Posponer el matrimonio y la maternidad por la penuria
2003. Pese a la inminencia de una guerra anunciada (que estallaría un mes después de que la foto fuera tomada), una musulmana precede a su amiga cristiana, recién casada en Bagdad. Fotografía: José J. Revenga © José J. Revenga

Posponer el matrimonio y la maternidad por la penuria

Durante la década de los años 80 las familias nucleares eran predominantes en el país debido a la incorporación de la mujer al mundo laboral. La penuria económica favoreció la recuperación de las familias extensas: hombres y mujeres casados retornaban con sus propios hijos e hijas a la casa de sus padres a fin de hacer frente conjuntamente al impacto de las sanciones. 

Además, permanecer en la casa de los padres era la única manera de que las parejas jóvenes pudieran casarse y formar una nueva familia. Las familias extensas cumplieron así un papel fundamental en la supervivencia de sus integrantes durante el embargo, pero frenaron la modernización de la sociedad al reducir la independencia de las parejas jóvenes y la emancipación de las mujeres.

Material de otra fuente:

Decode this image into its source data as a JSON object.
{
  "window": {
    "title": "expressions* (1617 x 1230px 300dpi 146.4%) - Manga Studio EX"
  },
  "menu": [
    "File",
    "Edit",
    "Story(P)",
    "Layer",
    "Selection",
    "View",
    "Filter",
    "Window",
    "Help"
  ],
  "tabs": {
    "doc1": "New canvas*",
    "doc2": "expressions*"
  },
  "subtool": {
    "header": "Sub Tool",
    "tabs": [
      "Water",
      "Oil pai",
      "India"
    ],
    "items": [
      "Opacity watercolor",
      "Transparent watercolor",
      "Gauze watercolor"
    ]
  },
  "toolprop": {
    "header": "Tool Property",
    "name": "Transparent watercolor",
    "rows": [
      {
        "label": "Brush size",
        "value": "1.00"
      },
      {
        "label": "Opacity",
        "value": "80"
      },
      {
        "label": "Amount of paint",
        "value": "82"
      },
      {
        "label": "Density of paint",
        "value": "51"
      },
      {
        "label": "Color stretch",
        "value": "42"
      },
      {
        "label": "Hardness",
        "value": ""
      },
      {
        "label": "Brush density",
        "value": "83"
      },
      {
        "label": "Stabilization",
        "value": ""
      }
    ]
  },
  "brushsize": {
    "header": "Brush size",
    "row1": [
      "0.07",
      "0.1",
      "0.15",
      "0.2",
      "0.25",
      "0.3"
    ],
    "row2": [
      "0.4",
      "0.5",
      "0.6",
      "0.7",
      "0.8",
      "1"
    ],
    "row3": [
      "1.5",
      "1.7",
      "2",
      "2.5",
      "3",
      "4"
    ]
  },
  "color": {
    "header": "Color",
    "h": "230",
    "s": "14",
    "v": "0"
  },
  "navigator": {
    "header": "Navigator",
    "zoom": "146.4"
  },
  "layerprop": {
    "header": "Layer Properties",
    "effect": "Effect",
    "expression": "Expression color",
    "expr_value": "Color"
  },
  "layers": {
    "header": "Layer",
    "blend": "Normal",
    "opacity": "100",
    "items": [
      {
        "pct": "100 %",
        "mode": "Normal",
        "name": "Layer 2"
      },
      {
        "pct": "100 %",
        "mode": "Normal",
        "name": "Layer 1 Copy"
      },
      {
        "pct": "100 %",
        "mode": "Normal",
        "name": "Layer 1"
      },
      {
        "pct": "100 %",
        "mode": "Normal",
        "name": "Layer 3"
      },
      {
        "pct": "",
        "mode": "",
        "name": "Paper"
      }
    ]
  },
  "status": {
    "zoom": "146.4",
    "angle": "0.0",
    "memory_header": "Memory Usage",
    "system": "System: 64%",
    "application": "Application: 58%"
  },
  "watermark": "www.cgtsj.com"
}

El empobrecimiento general redujo los matrimonios en el país y la fertilidad. Al término de la guerra con Irán, el gobierno iraquí impulsó una política natalista, incentivando laboral y económicamente los nacimientos. Las sanciones invirtieron la tendencia: la anticoncepción se promocionó oficialmente. Una encuesta de 1997 indicaba que el nivel de conocimiento de los métodos anticonceptivos era alto entre las mujeres iraquíes, y que una de cada tres mujeres casadas planificaba su fertilidad, la mayoría aduciendo la penuria impuesta por el embargo.